In Lansburgh & Bros. v. Binnix, D.C. Mun.App., 42 A.2d 922, 924, we said: "With evidence from which the jury might find that plaintiff came to a stop as required by law, that he then looked and saw no approaching traffic * * * it was for the jury to decide whether his failure to make further observations when entering and crossing the intersection was negligence contributing to his injury. Whether *415 in this he failed to exercise the care required of a reasonably prudent driver was an ultimate fact depending upon the weight to be given plaintiff's testimony as to the extent of his observation of approaching traffic * * * the relative speeds of the two automobiles, the distances each would travel, and the positions of each when the collision occurred." In that case plaintiff testified that his attention was diverted by pedestrians in the opposite crosswalk. In this case Miss Miller's attention was diverted by the Shapiro car.
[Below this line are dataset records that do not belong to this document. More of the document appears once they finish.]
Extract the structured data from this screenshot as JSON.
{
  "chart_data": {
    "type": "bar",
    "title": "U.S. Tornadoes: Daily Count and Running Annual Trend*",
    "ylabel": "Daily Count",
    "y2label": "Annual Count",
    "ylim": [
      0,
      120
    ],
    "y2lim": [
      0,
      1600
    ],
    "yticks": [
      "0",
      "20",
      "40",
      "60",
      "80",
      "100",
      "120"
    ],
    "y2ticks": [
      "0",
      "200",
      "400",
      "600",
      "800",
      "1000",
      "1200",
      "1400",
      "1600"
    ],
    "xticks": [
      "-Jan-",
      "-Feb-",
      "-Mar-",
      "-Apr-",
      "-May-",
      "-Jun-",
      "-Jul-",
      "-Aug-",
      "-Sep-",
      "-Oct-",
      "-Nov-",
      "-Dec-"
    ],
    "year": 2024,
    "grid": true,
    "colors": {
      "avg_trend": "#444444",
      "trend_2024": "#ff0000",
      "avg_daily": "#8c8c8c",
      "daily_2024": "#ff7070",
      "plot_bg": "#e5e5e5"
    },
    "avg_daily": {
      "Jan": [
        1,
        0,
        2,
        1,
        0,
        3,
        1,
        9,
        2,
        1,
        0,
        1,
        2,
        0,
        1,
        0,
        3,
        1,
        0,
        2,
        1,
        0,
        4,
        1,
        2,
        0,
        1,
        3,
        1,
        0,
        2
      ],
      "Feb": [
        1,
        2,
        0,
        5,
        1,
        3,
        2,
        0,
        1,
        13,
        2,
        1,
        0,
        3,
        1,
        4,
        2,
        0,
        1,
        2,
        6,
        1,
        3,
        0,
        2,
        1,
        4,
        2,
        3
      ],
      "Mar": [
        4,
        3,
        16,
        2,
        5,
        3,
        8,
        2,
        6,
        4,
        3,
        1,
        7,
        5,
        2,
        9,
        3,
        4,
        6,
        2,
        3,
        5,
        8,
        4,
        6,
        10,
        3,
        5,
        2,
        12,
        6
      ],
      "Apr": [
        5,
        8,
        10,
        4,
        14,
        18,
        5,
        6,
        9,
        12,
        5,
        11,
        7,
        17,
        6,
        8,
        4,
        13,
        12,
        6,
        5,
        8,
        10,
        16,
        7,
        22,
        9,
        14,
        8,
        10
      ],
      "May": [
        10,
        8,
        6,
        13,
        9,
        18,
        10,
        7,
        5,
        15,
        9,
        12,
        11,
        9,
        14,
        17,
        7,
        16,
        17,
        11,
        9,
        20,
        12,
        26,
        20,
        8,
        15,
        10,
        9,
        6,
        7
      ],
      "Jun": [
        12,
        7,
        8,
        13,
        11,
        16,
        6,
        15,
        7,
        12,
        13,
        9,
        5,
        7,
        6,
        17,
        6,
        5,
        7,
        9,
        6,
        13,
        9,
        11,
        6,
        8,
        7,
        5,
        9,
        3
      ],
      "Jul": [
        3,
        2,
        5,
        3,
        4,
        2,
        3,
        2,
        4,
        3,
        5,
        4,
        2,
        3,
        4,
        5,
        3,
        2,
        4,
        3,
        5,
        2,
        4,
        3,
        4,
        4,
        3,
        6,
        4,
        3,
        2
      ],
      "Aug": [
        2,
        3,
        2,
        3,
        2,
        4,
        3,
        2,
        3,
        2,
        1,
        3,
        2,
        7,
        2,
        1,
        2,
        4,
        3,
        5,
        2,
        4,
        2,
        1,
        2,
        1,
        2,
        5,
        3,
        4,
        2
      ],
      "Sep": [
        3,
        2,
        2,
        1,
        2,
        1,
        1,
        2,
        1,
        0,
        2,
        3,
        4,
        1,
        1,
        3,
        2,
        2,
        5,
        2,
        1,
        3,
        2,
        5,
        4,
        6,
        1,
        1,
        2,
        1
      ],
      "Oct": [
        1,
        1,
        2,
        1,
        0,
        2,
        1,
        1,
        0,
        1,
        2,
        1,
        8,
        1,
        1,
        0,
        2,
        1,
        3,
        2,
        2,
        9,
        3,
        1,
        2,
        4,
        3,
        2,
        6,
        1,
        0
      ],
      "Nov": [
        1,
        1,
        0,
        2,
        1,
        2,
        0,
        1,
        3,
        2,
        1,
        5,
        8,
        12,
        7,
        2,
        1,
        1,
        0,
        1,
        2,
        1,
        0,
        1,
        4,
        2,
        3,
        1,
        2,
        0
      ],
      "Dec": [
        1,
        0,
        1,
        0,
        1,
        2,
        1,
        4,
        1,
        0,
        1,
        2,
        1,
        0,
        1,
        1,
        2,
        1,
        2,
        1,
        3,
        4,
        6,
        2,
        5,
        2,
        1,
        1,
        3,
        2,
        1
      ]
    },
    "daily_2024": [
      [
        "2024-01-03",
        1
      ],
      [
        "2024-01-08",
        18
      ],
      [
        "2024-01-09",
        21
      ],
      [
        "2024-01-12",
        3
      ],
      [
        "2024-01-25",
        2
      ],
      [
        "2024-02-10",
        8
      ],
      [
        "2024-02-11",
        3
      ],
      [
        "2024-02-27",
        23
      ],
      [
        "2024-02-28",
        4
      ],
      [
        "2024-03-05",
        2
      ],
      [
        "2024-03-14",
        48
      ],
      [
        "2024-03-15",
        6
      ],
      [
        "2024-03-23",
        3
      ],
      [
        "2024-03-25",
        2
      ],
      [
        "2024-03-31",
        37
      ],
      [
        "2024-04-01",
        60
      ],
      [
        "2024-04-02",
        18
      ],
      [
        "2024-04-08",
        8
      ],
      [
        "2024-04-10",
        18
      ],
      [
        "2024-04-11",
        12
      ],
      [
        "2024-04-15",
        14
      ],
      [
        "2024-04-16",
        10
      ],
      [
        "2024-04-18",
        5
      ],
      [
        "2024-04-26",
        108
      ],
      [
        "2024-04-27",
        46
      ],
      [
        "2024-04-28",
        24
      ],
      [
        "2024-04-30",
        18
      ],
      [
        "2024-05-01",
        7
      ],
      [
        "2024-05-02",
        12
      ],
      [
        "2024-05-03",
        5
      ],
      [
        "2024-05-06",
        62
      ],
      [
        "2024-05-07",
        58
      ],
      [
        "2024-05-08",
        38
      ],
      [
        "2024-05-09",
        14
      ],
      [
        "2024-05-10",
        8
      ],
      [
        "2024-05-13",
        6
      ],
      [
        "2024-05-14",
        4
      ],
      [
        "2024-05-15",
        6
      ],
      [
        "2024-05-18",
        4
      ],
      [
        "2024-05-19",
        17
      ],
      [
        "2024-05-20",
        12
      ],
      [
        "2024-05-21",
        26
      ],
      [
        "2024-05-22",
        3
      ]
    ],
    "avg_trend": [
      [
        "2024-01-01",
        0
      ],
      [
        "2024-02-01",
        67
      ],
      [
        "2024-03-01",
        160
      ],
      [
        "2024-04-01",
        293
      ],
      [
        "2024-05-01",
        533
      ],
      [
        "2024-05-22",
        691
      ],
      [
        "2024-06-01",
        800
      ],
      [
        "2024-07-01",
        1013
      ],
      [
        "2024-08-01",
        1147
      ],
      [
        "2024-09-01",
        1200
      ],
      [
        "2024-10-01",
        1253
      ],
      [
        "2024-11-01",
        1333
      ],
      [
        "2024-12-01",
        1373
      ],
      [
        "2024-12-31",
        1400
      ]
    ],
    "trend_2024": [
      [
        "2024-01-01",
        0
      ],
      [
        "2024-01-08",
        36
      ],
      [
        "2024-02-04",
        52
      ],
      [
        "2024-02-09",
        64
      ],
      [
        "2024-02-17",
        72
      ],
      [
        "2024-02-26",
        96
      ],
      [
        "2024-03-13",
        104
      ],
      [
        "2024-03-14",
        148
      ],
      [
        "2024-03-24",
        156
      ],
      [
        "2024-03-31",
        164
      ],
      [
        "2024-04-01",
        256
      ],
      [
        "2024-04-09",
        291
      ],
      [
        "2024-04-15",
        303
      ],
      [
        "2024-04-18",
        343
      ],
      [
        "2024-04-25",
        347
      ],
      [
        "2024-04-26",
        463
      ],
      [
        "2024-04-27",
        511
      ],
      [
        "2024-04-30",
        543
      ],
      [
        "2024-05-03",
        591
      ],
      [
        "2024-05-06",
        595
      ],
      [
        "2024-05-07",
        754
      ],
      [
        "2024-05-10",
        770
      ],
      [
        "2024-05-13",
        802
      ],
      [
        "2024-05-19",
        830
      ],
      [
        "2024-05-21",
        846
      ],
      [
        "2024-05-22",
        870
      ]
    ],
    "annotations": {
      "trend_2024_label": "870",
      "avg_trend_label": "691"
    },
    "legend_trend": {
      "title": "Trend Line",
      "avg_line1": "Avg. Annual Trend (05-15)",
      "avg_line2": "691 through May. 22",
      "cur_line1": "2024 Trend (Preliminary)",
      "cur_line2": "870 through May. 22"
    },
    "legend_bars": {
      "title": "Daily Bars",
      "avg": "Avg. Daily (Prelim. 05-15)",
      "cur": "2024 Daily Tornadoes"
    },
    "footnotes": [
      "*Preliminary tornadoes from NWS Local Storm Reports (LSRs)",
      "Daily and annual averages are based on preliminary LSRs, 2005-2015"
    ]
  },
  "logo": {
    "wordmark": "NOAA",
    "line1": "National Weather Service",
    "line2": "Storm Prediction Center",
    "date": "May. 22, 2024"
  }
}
Appellant relies on the cases of Raaen v. Southern Hotel Supply Co., D.C.Mun. App., 31 A.2d 659, and Brown v. Clancy, D.C.Mun.App., 43 A.2d 296. In the former, the trial court found as a fact that contributory negligence was the proximate cause of the collision, and the question of contributory negligence as a matter of law was not involved. In the latter, a plaintiff was held contributorily negligent as a matter of law as a result of a collision which occurred in broad daylight and with no other moving traffic in the vicinity.

We hold that under the facts and circumstances of this case whether plaintiffs were contributorily negligent was a question to be decided by the trier of the facts.[1] That was resolved in plaintiffs' favor, and there was ample evidence to support the finding.

Affirmed.

NOTES

[1] Scott v. Wilson, D.C.Mun.App., 77 A.2d 321; Lewis v. Shiffers, supra.